Philippe Ariño est un intellectuel catholique de 35 ans. Chanteur et essayiste (cf. son blog). Presque accessoirement, aussi homosexuel. Il réside à Paris. Il a choisi de vivre son attraction sexuelle dans la continence (abstinence pour Jésus). Il a écrit plusieurs livres sur l’homosexualité, l’homophobie, un Dictionnaire des Codes homosexuels. Et à présent, il prépare un troisième livre sur les bourgeois-bohème et la fin des temps.
 

1 – Philippe, ces dernières années tu as accordé plusieurs interviews dans les médias, y compris catholiques. À ton avis, pourquoi, dans un premier temps, ton témoignage a attiré l’attention du monde, et plus particulièrement du monde catholique ?

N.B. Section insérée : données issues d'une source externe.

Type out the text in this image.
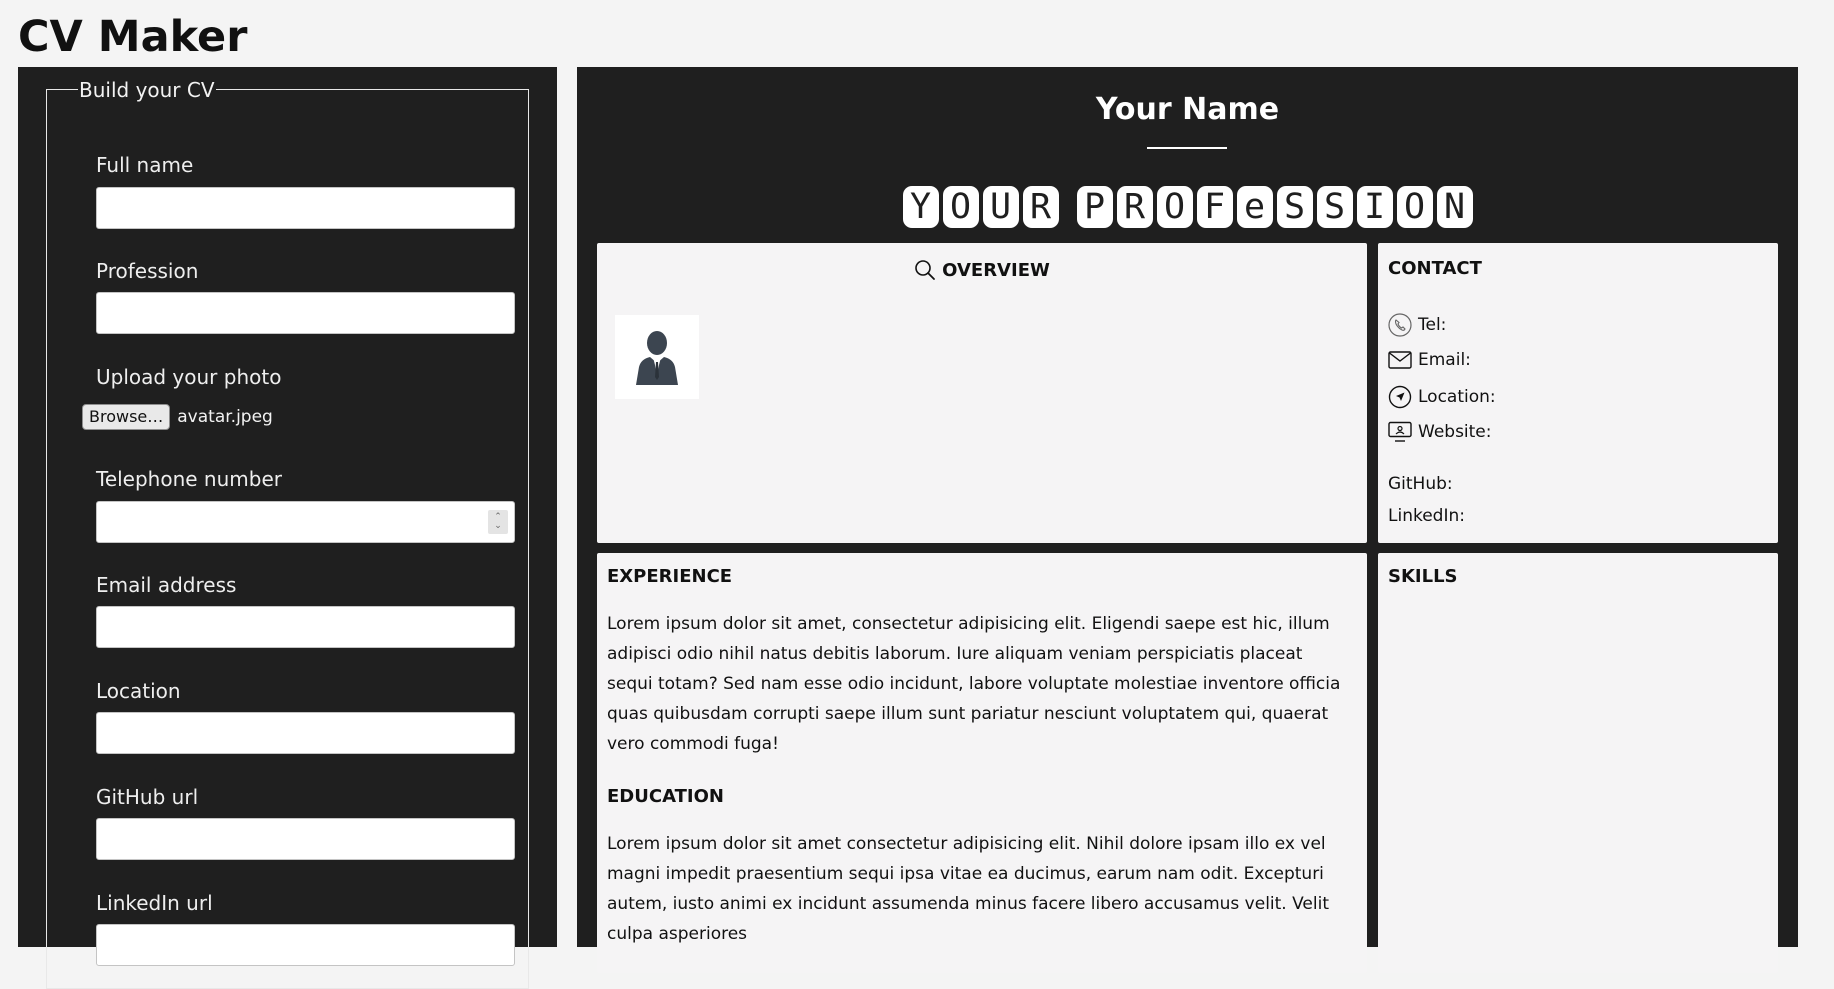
CV Maker
Build your CV
Full name
Profession
Upload your photo
Browse… avatar.jpeg
Telephone number
⌃
⌄
Email address
Location
GitHub url
LinkedIn url
Your Name
Y O U R P R O F e S S I O N
OVERVIEW	CONTACT
Tel:
Email:
Location:
Website:
GitHub:
LinkedIn:
EXPERIENCE

Lorem ipsum dolor sit amet, consectetur adipisicing elit. Eligendi saepe est hic, illum adipisci odio nihil natus debitis laborum. Iure aliquam veniam perspiciatis placeat sequi totam? Sed nam esse odio incidunt, labore voluptate molestiae inventore officia quas quibusdam corrupti saepe illum sunt pariatur nesciunt voluptatem qui, quaerat vero commodi fuga!

EDUCATION

Lorem ipsum dolor sit amet consectetur adipisicing elit. Nihil dolore ipsam illo ex vel magni impedit praesentium sequi ipsa vitae ea ducimus, earum nam odit. Excepturi autem, iusto animi ex incidunt assumenda minus facere libero accusamus velit. Velit culpa asperiores

SKILLS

Parce que les gens sentent qu’il y a un enjeu de sainteté et de Salut derrière l’homosexualité, mais ils ne sauraient pas dire pourquoi. Ils sentent bien que les personnes homosexuelles sont parfois individuellement des personnes adorables, qui n’ont pas choisi leur attraction pour les personnes du même sexe… et donc ils ne comprennent pas pourquoi leur non-choix serait entaché de péché et les priverait du Salut, ou déjà tout simplement de l’« amour ». Ils sont aussi assez désorientés par les mythes sociaux de l’identité homo (le « coming out ») et de la croyance sociale en l’« amour » homosexuel (le « couple » homosexuel), de plus en plus idéalisés et banalisés par les médias et les hommes politiques, alors qu’ils voient sur le terrain que ces deux mythes cachent beaucoup de souffrances, d’insatisfaction et de violences. Ils ont envie de comprendre ce mystérieux fossé entre intention et pratique, entre désir et réalité, entre amitié envers les personnes homos et le quotidien intime et amoureux de celles-ci. Il y a une fascination sociale autour de l’homosexualité, du fait que les gens sentent intuitivement une violence (mes livres parlent d’ailleurs des liens non-causaux entre désir homosexuel et viol) mais que celle-ci est maquillée en amour. L’autre dilemme intérieur qui se pose pour les catholiques et qui se transforme en fascination, c’est de voir réunis en une personne vivante de chair et d’os comme moi deux aspects (la foi et l’homosexualité) que leur raison et la société opposent habituellement. Ils se disent : un tel miracle d’unité joyeuse ne peut être rendu possible que par la sainteté.
 

2 – Et maintenant, qu’en est-il ? Sens-tu que tu continues d’être compris par les catholiques ? Si non, pourquoi ?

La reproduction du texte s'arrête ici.